The timing of the huge €16bn transfer of funds to the banks last month appears to have been crucial. The statistics paint a picture of huge flows of central bank support to the banking system in November, at the height of Ireland's external debt crisis.
Funds flowed into the banks from the two central banks as the market became concerned about the cash position (liquidity) of the main Irish banks,after Bank of Ireland and AIB revealed details of billions in corporate deposit outflows.
The statistics show that the need for liquidity from the central bank system peaked just as Ireland unsuccessfully battled to fend off the IMF/EU bailout.
Indeed, with the European Central Bank (ECB) leading the charge to get a deal agreed, the massive transfer of liquidity to the banks in November made the bailout unavoidable.
But maybe the most striking revelation in the statistics is that so much of the lending to the banks is now coming from the Central Bank of Ireland itself.
Central bank data published last night showed that the Central Bank has lent €44bn to Irish banks, €34bn of it in the past 12 months.
It means that Ireland, rather then the ECB, is becoming the primary lender to banks here, providing €10bn to their €6bn in November.
To some extent the difference between the Central Bank and the ECB is slight. The Central Bank is a member of the euro system -- its governor sits on the ECB's governing council and, in most areas, the Central Bank is a subsidiary of the ECB.
This means the money that the Central Bank is lending presumably originates with the ECB. The loans that the ECB makes are routed through the Central Bank.
This makes a difference, though.

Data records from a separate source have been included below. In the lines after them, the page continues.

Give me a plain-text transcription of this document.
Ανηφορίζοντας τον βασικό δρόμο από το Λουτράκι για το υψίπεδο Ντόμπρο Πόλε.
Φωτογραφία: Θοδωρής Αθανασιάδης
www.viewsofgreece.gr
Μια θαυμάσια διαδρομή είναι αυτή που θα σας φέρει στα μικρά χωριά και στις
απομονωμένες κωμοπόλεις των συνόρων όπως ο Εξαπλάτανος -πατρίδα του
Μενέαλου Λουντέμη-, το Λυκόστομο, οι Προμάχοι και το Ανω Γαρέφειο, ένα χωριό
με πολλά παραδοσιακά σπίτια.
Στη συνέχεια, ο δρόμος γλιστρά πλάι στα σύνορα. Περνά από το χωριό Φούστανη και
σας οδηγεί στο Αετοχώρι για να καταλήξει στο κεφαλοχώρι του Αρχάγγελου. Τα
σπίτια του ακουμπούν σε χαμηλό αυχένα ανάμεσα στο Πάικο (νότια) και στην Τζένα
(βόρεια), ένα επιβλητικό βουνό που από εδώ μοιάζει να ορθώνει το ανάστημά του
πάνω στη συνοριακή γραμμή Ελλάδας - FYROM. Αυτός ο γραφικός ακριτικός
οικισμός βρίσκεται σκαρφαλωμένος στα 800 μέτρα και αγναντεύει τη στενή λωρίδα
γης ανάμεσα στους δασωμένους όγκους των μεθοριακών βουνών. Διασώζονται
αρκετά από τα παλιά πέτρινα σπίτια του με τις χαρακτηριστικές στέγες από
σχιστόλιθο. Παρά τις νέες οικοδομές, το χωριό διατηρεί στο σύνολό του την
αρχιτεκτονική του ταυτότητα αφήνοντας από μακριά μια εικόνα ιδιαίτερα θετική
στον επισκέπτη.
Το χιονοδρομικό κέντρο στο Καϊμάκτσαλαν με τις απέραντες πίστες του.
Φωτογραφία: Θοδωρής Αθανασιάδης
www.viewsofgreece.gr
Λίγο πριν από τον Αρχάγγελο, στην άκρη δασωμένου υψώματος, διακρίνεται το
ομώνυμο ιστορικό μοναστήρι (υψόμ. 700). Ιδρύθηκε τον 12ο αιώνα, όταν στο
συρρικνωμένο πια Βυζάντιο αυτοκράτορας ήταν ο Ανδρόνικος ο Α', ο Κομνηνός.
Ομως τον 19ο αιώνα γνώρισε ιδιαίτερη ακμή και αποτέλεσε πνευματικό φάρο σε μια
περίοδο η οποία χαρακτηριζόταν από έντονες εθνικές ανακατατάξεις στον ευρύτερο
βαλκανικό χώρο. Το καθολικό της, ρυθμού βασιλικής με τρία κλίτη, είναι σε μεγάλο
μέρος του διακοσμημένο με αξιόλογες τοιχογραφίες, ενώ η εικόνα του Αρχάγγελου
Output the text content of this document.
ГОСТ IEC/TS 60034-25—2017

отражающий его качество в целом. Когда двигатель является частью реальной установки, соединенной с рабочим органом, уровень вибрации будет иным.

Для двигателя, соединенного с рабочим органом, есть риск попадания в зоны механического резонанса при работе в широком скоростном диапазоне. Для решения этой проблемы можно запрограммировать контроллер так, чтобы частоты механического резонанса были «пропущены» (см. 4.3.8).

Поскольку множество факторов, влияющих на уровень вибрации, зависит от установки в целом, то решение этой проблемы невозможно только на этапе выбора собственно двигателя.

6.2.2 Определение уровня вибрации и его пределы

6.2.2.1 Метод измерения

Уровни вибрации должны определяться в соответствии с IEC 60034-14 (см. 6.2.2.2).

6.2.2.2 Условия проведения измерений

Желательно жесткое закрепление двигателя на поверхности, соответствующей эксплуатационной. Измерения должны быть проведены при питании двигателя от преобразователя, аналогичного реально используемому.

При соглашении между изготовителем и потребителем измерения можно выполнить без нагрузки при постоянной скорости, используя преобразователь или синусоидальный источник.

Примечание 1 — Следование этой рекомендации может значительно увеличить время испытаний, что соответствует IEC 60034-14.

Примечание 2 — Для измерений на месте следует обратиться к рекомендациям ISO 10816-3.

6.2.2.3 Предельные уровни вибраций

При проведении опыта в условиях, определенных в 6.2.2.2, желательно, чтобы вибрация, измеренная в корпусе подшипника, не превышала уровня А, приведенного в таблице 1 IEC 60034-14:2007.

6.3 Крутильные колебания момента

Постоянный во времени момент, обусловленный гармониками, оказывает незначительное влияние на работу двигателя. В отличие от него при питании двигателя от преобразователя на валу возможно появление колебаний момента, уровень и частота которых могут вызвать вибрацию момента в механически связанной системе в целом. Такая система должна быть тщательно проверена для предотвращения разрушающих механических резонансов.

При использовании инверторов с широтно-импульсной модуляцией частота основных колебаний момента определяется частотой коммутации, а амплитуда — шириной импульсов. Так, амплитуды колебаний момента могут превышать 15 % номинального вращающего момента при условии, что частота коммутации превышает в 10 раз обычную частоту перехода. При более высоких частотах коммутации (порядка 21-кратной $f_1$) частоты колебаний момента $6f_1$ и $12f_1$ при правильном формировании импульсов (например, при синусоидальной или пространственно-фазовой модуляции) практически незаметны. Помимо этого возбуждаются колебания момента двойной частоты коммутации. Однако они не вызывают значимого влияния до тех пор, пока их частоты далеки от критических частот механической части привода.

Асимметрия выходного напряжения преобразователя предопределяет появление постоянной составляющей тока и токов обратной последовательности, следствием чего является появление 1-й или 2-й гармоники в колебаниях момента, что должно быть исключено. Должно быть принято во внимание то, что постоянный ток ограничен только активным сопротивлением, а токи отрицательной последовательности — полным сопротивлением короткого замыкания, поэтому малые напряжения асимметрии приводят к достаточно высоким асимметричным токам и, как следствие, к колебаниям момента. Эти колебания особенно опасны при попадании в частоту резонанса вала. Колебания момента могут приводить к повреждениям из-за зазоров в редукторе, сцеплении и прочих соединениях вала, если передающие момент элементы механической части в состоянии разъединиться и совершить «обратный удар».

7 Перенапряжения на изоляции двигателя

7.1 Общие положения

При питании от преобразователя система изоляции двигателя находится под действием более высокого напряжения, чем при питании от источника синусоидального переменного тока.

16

Risk taken by the ECB is spread across the eurozone, while risk taken on by the Central Bank ultimately stops with its owners -- us.
It also comes as the ECB becomes ever more nervous about its exposure to Ireland's struggling banking system. There is no doubt about the concern in Frankfurt over the high level of ECB borrowings by Irish banks, but there will be no alternative lending from private sector funding until confidence in the banking system is restored somehow.